"Quero imaginar sob que novos traços o despotismo poderia produzir-se no mundo... Depois de ter colhido em suas mãos poderosas cada indivíduo e de moldá-los a seu gosto, o governo estende seus braços sobre toda a sociedade... Não quebra as vontades, mas as amolece, submete e dirige... Raramente força a agir, mas opõe-se sem cessar a que se aja; não destrói, impede que se nasça; não tiraniza, incomoda, oprime, extingue, abestalha e reduz enfim cada nação a não ser mais que um rebanho de animais tímidos, do qual o governo é o pastor. (...)
A imprensa é, por excelência, o instrumento democrático da liberdade." Alexis de Tocqueville
(1805-1859)

"A democracia é a pior forma de governo imaginável, à exceção de todas as outras que foram experimentadas." Winston Churchill.

sábado, 11 de janeiro de 2014

MORREU ARIEL SHARON, DEPOIS DE UMA LONGA AGONIA.

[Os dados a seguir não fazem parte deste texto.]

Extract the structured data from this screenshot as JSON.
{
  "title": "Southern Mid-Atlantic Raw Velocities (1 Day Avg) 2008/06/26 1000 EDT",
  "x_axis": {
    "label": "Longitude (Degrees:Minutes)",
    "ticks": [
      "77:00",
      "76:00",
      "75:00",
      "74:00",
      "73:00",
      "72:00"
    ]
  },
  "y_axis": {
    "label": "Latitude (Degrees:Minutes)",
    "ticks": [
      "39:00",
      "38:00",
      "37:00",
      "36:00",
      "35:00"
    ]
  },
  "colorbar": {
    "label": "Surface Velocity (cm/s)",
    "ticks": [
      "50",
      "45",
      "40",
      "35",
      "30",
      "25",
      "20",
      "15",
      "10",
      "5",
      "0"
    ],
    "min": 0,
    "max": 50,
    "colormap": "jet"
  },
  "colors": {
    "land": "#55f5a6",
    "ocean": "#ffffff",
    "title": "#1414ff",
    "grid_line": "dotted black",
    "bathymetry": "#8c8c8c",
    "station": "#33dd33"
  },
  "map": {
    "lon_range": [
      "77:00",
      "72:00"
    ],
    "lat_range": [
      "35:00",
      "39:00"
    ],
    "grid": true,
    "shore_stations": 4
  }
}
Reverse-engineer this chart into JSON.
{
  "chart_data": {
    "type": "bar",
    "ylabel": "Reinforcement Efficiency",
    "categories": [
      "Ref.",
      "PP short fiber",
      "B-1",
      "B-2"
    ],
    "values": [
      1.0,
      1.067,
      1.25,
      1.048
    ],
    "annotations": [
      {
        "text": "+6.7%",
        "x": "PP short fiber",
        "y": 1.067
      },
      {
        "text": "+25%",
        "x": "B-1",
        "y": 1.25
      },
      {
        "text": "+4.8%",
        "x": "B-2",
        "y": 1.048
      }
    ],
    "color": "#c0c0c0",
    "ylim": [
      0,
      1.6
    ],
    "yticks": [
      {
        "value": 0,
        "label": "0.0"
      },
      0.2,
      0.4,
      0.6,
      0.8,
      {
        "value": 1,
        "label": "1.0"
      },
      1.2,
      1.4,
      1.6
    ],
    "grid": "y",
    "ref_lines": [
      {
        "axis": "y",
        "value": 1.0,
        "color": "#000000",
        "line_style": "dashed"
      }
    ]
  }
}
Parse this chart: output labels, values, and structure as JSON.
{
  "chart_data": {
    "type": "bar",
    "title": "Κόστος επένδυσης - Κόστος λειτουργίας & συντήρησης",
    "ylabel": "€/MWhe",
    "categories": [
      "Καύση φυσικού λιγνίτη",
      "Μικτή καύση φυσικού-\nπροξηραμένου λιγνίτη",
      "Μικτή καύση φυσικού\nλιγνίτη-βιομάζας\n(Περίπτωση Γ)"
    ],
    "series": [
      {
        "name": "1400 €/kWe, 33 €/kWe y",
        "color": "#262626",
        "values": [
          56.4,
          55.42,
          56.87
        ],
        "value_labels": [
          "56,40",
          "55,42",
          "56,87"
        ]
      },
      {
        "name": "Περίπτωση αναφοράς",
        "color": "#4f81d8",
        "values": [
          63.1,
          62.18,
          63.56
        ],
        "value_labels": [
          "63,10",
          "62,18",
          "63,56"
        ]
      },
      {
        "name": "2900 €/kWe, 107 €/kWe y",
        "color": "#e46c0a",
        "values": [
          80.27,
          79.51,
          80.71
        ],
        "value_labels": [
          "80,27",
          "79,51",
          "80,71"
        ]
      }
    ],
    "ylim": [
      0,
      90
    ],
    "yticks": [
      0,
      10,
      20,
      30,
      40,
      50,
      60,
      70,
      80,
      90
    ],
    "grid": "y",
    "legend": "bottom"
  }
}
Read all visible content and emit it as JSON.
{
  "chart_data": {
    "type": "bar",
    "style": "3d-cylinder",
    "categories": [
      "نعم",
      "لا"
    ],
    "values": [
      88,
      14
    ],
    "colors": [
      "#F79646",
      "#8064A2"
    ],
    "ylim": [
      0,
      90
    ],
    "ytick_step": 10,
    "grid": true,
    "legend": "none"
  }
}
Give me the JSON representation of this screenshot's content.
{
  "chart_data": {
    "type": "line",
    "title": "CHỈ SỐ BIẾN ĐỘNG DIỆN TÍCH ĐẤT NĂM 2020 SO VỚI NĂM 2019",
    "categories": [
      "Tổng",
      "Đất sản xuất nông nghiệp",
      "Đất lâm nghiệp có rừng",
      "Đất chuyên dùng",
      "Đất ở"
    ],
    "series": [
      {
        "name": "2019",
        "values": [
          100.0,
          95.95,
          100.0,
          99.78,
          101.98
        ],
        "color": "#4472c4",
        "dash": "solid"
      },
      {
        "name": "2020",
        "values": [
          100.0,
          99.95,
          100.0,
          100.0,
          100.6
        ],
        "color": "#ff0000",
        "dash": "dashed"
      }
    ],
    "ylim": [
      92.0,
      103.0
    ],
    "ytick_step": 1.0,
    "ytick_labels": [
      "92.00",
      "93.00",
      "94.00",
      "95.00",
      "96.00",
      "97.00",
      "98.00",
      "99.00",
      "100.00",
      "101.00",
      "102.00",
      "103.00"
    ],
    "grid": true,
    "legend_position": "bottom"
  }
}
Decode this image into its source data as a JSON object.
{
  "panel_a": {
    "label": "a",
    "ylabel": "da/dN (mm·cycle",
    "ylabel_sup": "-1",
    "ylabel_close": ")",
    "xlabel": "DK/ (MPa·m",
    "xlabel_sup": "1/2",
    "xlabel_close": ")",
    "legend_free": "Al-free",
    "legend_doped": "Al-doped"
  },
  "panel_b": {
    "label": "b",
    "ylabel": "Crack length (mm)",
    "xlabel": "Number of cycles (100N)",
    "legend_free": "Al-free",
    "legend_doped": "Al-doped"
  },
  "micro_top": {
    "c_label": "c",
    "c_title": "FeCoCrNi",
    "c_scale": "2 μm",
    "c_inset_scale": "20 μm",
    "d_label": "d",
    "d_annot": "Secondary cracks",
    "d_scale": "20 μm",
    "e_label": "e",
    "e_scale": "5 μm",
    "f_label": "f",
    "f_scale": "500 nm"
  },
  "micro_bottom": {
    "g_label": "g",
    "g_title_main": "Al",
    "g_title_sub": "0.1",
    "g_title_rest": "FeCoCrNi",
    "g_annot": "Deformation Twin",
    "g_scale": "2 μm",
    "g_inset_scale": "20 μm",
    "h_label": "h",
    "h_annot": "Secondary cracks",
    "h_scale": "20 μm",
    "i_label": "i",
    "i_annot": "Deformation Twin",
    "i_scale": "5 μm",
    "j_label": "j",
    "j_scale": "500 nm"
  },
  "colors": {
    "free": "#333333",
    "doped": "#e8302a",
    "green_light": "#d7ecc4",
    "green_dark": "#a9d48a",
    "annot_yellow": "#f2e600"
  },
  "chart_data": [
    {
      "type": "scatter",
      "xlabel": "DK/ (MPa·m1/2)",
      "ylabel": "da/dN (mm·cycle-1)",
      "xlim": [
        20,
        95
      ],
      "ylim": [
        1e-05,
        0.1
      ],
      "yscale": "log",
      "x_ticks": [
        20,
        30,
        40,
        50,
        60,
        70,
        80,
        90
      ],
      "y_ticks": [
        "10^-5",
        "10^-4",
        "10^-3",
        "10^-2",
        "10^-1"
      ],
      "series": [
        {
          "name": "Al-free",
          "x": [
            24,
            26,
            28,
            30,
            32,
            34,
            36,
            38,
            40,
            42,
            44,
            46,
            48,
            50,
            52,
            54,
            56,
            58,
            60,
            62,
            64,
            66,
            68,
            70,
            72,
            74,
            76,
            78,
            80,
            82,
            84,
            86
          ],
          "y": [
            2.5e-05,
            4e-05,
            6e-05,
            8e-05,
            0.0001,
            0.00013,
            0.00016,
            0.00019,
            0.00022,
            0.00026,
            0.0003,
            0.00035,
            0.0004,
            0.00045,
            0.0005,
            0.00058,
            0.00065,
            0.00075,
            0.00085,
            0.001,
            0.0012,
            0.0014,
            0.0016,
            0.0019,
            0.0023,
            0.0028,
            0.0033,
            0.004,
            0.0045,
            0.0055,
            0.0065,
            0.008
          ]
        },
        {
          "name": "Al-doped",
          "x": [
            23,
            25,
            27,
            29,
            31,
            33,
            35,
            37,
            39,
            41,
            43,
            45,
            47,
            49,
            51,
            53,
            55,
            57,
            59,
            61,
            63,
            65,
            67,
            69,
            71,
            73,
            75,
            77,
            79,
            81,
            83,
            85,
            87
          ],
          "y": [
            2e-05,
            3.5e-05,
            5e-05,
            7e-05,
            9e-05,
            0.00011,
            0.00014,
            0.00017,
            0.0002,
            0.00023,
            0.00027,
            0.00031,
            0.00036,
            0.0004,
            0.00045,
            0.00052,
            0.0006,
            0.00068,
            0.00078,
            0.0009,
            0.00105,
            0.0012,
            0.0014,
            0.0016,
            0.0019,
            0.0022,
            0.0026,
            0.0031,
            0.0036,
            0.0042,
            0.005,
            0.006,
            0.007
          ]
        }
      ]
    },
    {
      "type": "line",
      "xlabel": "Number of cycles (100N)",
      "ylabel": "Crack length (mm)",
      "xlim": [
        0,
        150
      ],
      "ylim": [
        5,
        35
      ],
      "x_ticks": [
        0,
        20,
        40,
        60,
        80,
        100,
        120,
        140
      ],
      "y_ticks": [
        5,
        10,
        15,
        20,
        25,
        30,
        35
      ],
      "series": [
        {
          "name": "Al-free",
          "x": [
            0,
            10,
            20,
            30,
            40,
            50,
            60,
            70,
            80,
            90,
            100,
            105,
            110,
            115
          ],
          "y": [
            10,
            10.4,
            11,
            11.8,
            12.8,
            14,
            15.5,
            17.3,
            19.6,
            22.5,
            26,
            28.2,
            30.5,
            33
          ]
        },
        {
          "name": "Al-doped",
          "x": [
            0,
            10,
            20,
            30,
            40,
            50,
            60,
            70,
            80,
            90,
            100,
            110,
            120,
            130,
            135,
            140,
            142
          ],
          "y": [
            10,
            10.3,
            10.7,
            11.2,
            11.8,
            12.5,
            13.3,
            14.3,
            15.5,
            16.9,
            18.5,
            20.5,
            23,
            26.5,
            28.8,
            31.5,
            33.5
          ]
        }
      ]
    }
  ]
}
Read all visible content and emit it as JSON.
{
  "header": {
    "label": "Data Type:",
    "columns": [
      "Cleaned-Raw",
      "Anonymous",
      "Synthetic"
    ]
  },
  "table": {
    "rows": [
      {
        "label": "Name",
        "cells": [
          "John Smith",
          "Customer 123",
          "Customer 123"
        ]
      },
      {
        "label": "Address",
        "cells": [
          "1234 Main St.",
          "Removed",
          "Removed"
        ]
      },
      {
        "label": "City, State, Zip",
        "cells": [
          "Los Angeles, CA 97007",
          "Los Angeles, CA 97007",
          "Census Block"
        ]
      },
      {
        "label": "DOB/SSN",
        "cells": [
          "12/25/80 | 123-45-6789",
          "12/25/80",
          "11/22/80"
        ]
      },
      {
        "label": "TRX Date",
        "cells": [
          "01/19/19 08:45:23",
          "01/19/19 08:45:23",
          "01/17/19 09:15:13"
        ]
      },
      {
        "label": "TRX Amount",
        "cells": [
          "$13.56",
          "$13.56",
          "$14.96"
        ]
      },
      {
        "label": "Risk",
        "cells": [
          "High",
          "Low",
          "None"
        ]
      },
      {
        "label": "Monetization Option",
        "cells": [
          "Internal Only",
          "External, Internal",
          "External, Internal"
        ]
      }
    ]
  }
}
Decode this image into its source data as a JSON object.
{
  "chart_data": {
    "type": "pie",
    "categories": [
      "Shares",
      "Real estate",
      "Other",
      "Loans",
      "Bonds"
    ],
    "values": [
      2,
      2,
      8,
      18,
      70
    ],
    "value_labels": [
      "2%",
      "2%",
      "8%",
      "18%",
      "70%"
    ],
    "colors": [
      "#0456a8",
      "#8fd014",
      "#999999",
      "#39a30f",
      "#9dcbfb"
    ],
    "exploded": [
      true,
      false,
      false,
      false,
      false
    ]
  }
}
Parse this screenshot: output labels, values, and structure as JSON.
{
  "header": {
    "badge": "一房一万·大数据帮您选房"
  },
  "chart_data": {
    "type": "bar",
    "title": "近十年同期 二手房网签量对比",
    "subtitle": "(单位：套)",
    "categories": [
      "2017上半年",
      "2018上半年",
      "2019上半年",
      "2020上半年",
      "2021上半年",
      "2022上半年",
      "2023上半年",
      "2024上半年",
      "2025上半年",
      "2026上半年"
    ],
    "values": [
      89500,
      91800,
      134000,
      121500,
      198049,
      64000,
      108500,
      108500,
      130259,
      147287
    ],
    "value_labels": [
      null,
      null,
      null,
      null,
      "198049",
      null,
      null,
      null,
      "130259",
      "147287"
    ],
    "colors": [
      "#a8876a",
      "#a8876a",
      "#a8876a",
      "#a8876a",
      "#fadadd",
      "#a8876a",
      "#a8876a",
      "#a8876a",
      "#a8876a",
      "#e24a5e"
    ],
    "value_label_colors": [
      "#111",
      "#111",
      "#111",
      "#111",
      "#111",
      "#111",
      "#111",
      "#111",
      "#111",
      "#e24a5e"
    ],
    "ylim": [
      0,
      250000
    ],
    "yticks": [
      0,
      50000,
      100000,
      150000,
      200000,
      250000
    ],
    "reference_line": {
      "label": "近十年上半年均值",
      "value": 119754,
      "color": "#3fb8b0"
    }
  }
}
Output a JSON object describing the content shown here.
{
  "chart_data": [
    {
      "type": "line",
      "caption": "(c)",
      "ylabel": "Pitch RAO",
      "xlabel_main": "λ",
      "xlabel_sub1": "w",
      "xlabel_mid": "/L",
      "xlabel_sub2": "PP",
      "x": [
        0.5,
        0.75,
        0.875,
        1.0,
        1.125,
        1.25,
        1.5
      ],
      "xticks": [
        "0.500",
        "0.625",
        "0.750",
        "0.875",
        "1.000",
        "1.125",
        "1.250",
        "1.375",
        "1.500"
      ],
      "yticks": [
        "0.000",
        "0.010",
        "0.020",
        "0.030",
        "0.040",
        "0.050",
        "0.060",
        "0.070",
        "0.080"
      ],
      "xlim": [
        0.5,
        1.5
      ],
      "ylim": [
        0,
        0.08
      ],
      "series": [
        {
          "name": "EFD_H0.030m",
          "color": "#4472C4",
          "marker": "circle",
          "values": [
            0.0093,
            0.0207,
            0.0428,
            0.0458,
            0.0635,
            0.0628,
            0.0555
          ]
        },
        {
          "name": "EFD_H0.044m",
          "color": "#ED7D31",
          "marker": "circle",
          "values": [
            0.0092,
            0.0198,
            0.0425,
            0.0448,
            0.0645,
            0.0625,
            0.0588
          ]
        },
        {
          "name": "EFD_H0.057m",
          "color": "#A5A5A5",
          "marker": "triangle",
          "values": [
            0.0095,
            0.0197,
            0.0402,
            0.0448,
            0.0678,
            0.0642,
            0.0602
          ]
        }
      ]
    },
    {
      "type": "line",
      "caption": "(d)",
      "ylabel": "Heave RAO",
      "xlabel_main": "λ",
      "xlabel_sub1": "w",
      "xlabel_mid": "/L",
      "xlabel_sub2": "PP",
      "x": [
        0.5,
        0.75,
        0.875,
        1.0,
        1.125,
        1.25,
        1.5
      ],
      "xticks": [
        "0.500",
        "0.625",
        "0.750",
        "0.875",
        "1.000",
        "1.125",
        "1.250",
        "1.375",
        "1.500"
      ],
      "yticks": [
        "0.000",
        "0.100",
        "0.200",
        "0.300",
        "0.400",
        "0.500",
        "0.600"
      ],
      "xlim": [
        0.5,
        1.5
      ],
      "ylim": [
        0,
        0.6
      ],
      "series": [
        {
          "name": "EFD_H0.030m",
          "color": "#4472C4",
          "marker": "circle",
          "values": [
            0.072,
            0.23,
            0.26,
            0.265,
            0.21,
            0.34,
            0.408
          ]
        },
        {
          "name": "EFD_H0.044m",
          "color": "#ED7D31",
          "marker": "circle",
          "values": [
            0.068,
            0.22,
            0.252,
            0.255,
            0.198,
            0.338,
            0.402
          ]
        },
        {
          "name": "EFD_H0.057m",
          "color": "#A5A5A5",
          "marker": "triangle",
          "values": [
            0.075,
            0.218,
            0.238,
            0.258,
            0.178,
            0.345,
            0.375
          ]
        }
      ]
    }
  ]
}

De forma didática, Sharon evidenciou que, sem a renúncia dos palestinos ao terror, não há paz possível

Morreu Ariel Sharon, depois de uma longa agonia. Os textos de Jean-Philip Struck e Caio Blinder (aqui e aqui) abordam com clareza e eficiência os aspectos ambíguos de sua trajetória política. Deu motivos para ser detestado, mas só ate certo ponto; deu motivos para ser amado, também até certo ponto. Bem, talvez se possa dizer o mesmo de cada um de nós, não? O problema é que o destino colocou Sharon numa região muito particular do planeta, onde amor e ódio mobilizam paixões que vão muito além da esfera privada.
 
No comando do governo de Israel, Sharon fez o absolutamente inesperado, por críticos e admiradores — e era inesperado de tal sorte que os primeiros tiveram de lhe reconhecer qualidades que não suspeitavam, e os outros se sentiram traídos.
Como primeiro-ministro, promoveu a desocupação da Faixa de Gaza e recorreu à força para acabar com os assentamentos judaicos que havia na região, o que lhe rendeu o ódio de algumas correntes religiosas. Também alterou o antigo equilíbrio entre direita (Likud) e esquerda (trabalhistas) com a criação do Kadima.
Nota à margem: em Israel, “direita” e “esquerda” assumiram um conteúdo muito particular, que só vale para aquele país e diz respeito, basicamente, às negociações com os palestinos: o Likud, em tese, faz menos concessões. O Kadima, sob o comando de Sharon (quem diria? O velho ícone da direita radical…), apresentou-se como uma força de centro.
 
A desocupação de Gaza acabou revelando, de maneira insofismável, um aspecto da questão israelo-palestina que muita gente se nega a reconhecer. Ainda que se possa argumentar que Israel pôs fim a uma intervenção cara, estrategicamente inútil e que lhe rendia desgaste internacional, o fato é, e todo mundo sabe, que ela poderia ter se prolongado indefinidamente.
A saída, portanto, foi, sim, uma concessão, que lhe rendeu, diga-se, ódios internos incontornáveis.
 
E aconteceu com Gaza o quê? Caiu nas mãos dos terroristas do Hamas. Não vou entrar na lógica da disputa interna de poder entre os palestinos. O fato é que o território se transformou numa plataforma de lançamento de mísseis contra Israel. Ignorar que as consequências da desocupação da área servem de advertência para o que poderia acontecer com a Cisjordânia caso ficasse inteiramente sob o controle palestino é querer tapar o sol com a peneira.
 
Em suma: aquela que a foi a mais vistosa concessão do governo de Israel às forças palestinas acabou, por contraste, demonstrando como é estreito e difícil o caminho da paz. De forma didática — e traumática, sim, para o seu próprio povo —, Sharon acabou evidenciando que a paz não é possível enquanto os palestinos não promoverem, então, a sua revolução interna, que ponha fim à perspectiva do terror. Sem isso, não há acordo possível. Existem radicais e truculentos no governo de Israel.
O terrorismo palestino só lhes dá razão prática.
 
O destino acabou sendo cruel com Sharon e, a rigor, com as perspectivas de um entendimento na região. Justamente porque não pesava sobre as suas costas a suspeita de que pudesse pôr em risco a segurança de Israel, poderia ter conduzido negociações mais ousadas do que qualquer outro político — tinha credibilidade junta a fatias importantes dos conservadores.
Mas a história não tem “e se…” É o que é. O derrame o colheu quando ele levava para a política a ousadia e impetuosidade que tinha no campo de batalha. E a paz, vejam que ironia, ficou ainda mais distante.